Entre orthodoxes et catholiques, j’ai encore tellement soif de réconciliation, de fraternité sincère, de calice enfin partagé. Et, le plus souvent, je ne comprends pas ce qui nous empêche encore de respirer dans la même poitrine, nous qui sommes différents certes, mais si semblables et surtout complémentaires. Le pape Jean-Paul II parlait volontiers des deux poumons4 de la chrétienté.

C’est dire combien je suis reconnaissant à Noël Ruffieux, un cher ami depuis presque toujours. Bien sûr, il m’a étonné quand il a fait le pas d’entrer dans la communion plénière de l’Église orthodoxe. Je n’en connais pas toutes les raisons, mais je les respecte toutes. Et puis maintenant, du moins chez nous, sa grande culture, sa passion de l’unité, ses capacités théologiques et pédagogiques font de lui un frère « pontife », un faiseur de ponts entre nos Églises occidentales et le monde orthodoxe. Sans orgueil, avec espérance mais aussi réalisme. Pour que nous ne nous oubliions pas les uns les autres. Pour que nous soyons en bonne intelligence les uns avec les autres, notamment par une meilleure connaissance réciproque. Nous avons tous tellement à donner et tellement à recevoir. C’est le sens du projet de ce livre, sans oublier évidemment le riche héritage « réformé » de l’Église d’Occident.

Merci, cher Noël, d’être parmi nous un prophète qui ouvre des portes, invite à contempler et à prier dans la maison de l’autre et nous conduit jusqu’à la louange, en attendant, avec un peu de patience et beaucoup d’impatience, le plein rendez-vous eucharistique.

Écho de Shafique

J’aime l’amour de Noël pour « son » Église orthodoxe et l’amour de cette Église pour lui. Cet amour est pétri de séduction et de surprises, de clairvoyance et de fraîcheur.

Séduction et surprises. Pour décrire cet amour, Noël a choisi le registre de l’amour entre un homme et une femme. « Maris, aimez les femmes, comme le Christ a aimé l’Église et s’est donné pour elle » (Éphésiens 5,25) résonne immédiatement à mes oreilles. Dans son expérience, l’Église orthodoxe ne l’a pas aimé comme une mère, mais elle l’a séduit comme une femme. Une très belle femme. Oui, il y a de la beauté dans l’orthodoxie. Selon son étymologie, le mot « orthodoxie » peut être traduit non seulement par « la droite opinion », mais aussi par « la juste gloire ». Je me souviens avec émotion combien le recueil de textes de la Philocalie* (littéralement « l’amour de la beauté »), recueil des textes traditionnels sur la prière orthodoxe, m’a fasciné la première fois que je l’ai découvert. La beauté de l’Église orthodoxe a séduit Noël. Et cette séduction n’a pas été un feu de paille. Sa beauté continue de le surprendre et de l’émerveiller.
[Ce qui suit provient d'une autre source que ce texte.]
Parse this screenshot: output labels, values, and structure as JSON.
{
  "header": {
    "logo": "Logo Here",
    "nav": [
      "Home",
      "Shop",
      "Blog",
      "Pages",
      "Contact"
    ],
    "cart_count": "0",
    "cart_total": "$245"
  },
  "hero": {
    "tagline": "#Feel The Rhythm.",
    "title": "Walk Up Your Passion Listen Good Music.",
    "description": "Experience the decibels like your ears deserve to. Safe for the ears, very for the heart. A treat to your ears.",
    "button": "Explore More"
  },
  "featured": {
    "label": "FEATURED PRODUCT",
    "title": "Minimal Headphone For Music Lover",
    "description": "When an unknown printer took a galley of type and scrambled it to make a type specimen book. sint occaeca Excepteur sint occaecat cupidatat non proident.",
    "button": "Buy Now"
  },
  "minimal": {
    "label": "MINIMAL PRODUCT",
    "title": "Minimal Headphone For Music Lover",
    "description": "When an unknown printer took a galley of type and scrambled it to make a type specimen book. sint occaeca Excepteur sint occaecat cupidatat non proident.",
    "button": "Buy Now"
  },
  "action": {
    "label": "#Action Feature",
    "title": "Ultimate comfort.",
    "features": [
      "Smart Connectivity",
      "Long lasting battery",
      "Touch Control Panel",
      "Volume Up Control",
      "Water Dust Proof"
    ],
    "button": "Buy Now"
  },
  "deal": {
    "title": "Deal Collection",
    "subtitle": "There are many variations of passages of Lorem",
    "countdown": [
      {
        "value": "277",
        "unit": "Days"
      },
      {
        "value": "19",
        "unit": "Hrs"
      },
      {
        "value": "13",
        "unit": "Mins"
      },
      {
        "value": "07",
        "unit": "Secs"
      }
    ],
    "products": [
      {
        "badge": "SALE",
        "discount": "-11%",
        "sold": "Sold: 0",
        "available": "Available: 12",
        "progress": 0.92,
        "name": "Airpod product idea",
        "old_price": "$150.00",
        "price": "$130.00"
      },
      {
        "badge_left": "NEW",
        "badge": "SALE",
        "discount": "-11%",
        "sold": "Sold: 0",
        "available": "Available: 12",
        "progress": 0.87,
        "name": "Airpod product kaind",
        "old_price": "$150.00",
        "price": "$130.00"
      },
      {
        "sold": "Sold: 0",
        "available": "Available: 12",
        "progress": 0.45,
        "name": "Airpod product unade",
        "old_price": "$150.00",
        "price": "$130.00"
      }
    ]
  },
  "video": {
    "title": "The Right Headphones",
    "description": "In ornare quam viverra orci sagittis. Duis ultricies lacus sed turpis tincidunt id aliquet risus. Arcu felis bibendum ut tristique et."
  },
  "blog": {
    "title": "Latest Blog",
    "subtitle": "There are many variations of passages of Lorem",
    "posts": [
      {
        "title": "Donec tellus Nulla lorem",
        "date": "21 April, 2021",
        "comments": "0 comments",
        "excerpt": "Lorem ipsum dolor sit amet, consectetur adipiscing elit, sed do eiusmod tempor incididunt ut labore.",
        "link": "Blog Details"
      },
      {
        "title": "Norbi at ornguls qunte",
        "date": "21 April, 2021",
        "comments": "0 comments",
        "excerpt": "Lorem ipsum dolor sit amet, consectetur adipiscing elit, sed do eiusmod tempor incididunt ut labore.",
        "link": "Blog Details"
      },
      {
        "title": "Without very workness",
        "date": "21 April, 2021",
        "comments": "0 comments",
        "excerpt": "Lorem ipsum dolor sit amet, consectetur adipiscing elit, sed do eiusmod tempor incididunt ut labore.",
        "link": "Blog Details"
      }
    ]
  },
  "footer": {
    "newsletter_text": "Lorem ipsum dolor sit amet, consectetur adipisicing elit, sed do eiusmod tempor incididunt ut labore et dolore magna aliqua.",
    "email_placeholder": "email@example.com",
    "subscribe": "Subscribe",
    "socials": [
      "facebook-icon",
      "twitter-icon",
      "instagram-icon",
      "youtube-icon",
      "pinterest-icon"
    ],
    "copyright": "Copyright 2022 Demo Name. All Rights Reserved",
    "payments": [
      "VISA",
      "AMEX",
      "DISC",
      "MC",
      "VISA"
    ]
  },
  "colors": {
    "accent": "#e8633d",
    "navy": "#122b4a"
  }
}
L’amour de Noël est aussi clairvoyant. Même si l’Église peut avoir la radieuse beauté d’une femme rencontrée dans la fraîcheur de sa jeunesse, elle est appelée à devenir encore plus belle. Le Christ s’est offert, et s’offre toujours, à son Église pour se la présenter dans toute sa beauté (endoxon, glorieuse), sans tache ni ride (Éphésiens 6,27). À la suite de ce texte, j’ai compris que ma responsabilité de mari consiste, par le don de ma vie, à faire croître la beauté de mon épouse et à faire diminuer les rides de son cœur. Noël est conscient que l’Église orthodoxe, même si elle est belle, n’est pas parfaite. Elle aussi doit se réformer. Et là encore, cette conscience commune pour toutes nos Églises, nous unit profondément. Or son amour est plein de fraîcheur ! Quel bel espoir que celui d’une Église aux cheveux de plus en plus blancs, et au visage de plus en plus jeune !

J’aime l’amour de Noël pour « son » Église orthodoxe. Même si je ne suis pas très sûr que la hiérarchie de cette Église m’aime, moi le chrétien protestant à qui il manque tant de choses, j’ai appris à aimer cette Église dans laquelle la beauté de la Trinité et de la Résurrection du Christ rayonne avec tant de force. Sur un plan personnel, c’est un auteur orthodoxe qui m’a probablement le plus marqué : Fedor Dostoïevski. Certes, il a été très critique des autres Églises de son temps. Je lui suis reconnaissant pour sa sensibilité extrême aux souffrances de la vie. Son amour du Christ, malgré la mort de deux de ses enfants, m’a aidé à traverser le deuil de la perte de notre fils Simon.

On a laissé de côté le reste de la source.